Now, he compared it to what it had been the first time he’d come here—all of the leaning posts and dilapidated fencing had been cleared, the piles of debris moved to behind the barn, so Brandon knew what supplies he had at his disposal.

He’d started the chicken coop and worked on it on Tuesday and Wednesday, after showing Lenore how to plane the logs into flat pieces of lumber. He’d used eight-foot trees of four-inch diameter trunks to lay the footprint for the chicken coop, and he’d stretched industrial animal wire around it, which would keep foxes, coyotes, and hawks away from the birds. He’d started the house on the ground, but he’d put it up on the foundation once he’d finished it, and he’d asked Dawson and Duke to come help him with that installation tomorrow.

That meant he had to get the chicken coop completed today, and when he saw the gleaming pile of cut lumber, he knew that wouldn’t be a problem.

He smiled at Lenore’s house because she’d been here on the homestead by herself yesterday, and she’d clearly been working. He eased his foot off the brake and the truck moved forward again, giving him a better view of the south side gardening area. She’d hauled all of the cinder blocks around the house and brought over the tires using the skid steer, and Brandon grinned at the memory of her behind the controls, mastering machinery she’d never used before.

She’d arranged the tires in a fantastic wind break that went up to the middle of the windows that would seep heat into the greenhouse even at night. Then she’d filled those with dirt too, and she’d put the cinderblock all around the greenhouse and tires and then filled them with dirt too. She’d plant in each ofthose spaces too, and he could practically see the plants spilling out of previously unused tires and cinder blocks in his mind.

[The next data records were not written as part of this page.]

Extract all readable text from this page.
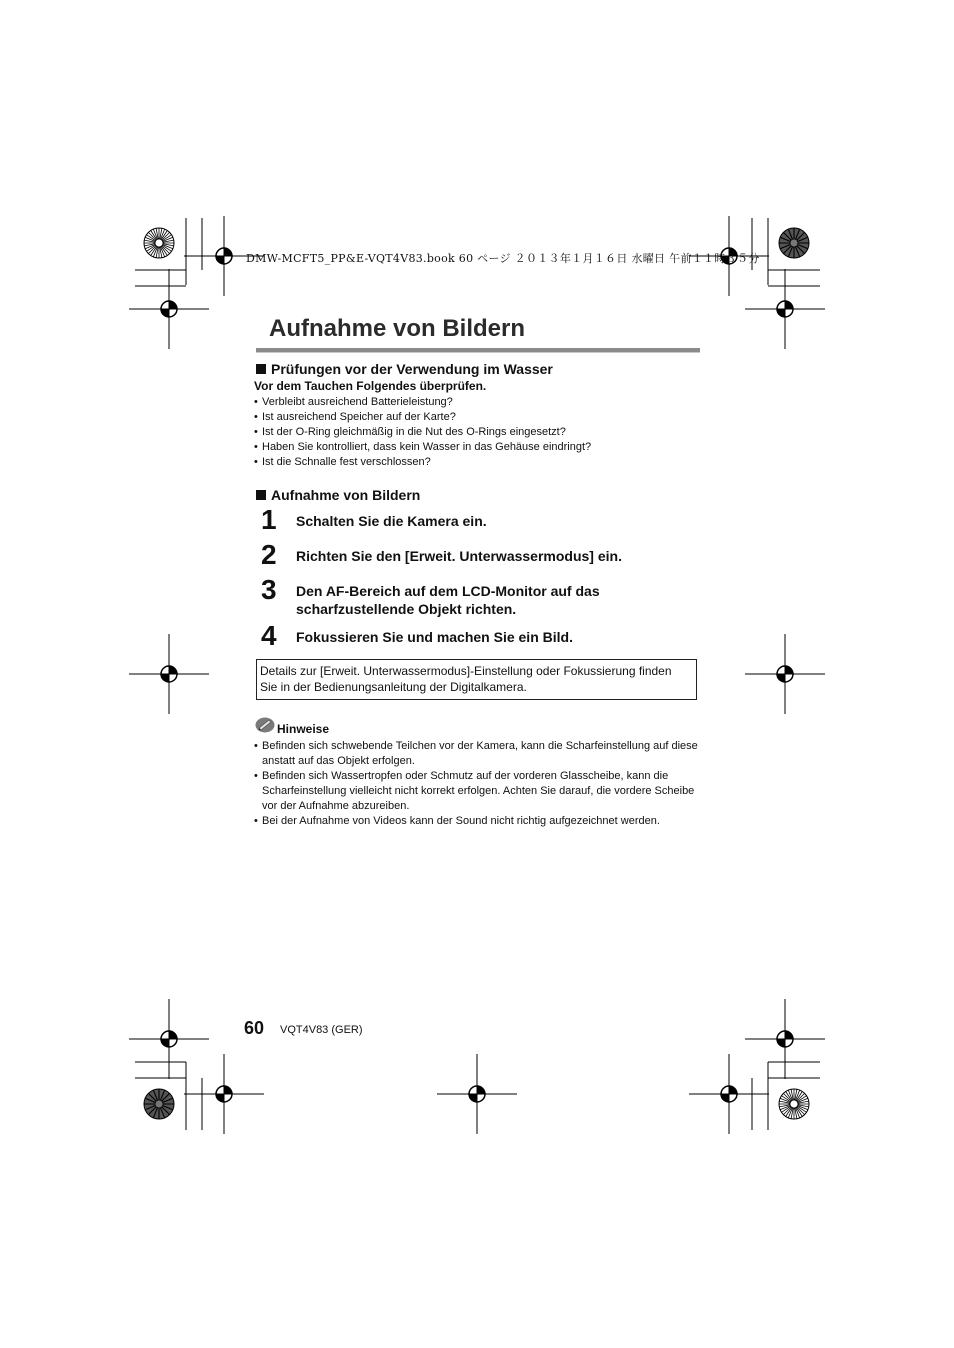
DMW-MCFT5_PP&E-VQT4V83.book 60 ページ ２０１３年１月１６日 水曜日 午前１１時３５分
Aufnahme von Bildern
Prüfungen vor der Verwendung im Wasser
Vor dem Tauchen Folgendes überprüfen.
• Verbleibt ausreichend Batterieleistung?
• Ist ausreichend Speicher auf der Karte?
• Ist der O-Ring gleichmäßig in die Nut des O-Rings eingesetzt?
• Haben Sie kontrolliert, dass kein Wasser in das Gehäuse eindringt?
• Ist die Schnalle fest verschlossen?
Aufnahme von Bildern
1 Schalten Sie die Kamera ein.
2 Richten Sie den [Erweit. Unterwassermodus] ein.
3 Den AF-Bereich auf dem LCD-Monitor auf das scharfzustellende Objekt richten.
4 Fokussieren Sie und machen Sie ein Bild.
Details zur [Erweit. Unterwassermodus]-Einstellung oder Fokussierung finden Sie in der Bedienungsanleitung der Digitalkamera.
Hinweise
• Befinden sich schwebende Teilchen vor der Kamera, kann die Scharfeinstellung auf diese anstatt auf das Objekt erfolgen.
• Befinden sich Wassertropfen oder Schmutz auf der vorderen Glasscheibe, kann die Scharfeinstellung vielleicht nicht korrekt erfolgen. Achten Sie darauf, die vordere Scheibe vor der Aufnahme abzureiben.
• Bei der Aufnahme von Videos kann der Sound nicht richtig aufgezeichnet werden.
60 VQT4V83 (GER)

She’d selected logs from their pile of felled trees and moved them to the gardening area just before quitting on Wednesday. Brandon could see the things she’d worked on yesterday, as she now had five raised beds in the field, only a few steps from her front porch.

“Way to go, Lenny,” he said, a measure of pride filling him for some unknown reason. He’d sketched this out for her and told her to do five-by-ten-foot beds with walking paths between them, but she was the one who’d done the work. They’d talked through using two logs for the beds, as they didn’t need to be very high, and it looked like she still had one last one to finish down at the end.

He didn’t have any of the plastic sheeting or the wiring to make the covering either, and Brandon had to remind himself that every job got done one step at a time.

He’d texted Lenore several times yesterday and had not gotten a single response. Snakes coiled in his gut as he continued toward his cabin, where he quickly unloaded the groceries Zona had sent home with him, downed an energy drink, and headed back out to the homestead.

He’d no sooner closed his front door before he heard the rumbling engine of the skid steer. He paused on the porch and watched Lenny expertly maneuver it with two more logs balanced on the front shelf. She’d found bungee cords in the debris pile, and she’d used them to keep the logs from rolling off.

She started to buzz by his house, the skid steer coming to an abrupt halt right behind his truck. Then Lenore poked her head around the end of it. “You’re back.”

“Sorry I’m late,” he said. “I got a bunch of stuff from Arizona for you too.” He came down the stairs quickly and approached her. He hadn’t kissed her after their date on Monday night, andhe had no idea what propelled him forward now—probably the raw urge to hold her and tell her how much he had missed this place yesterday.

Oh, yeah, all of the electric energy in the air belonged to the charge between him and Lenore. His own feelings surprised him, but he swept Lenore into his arms, which left her stumbling for balance.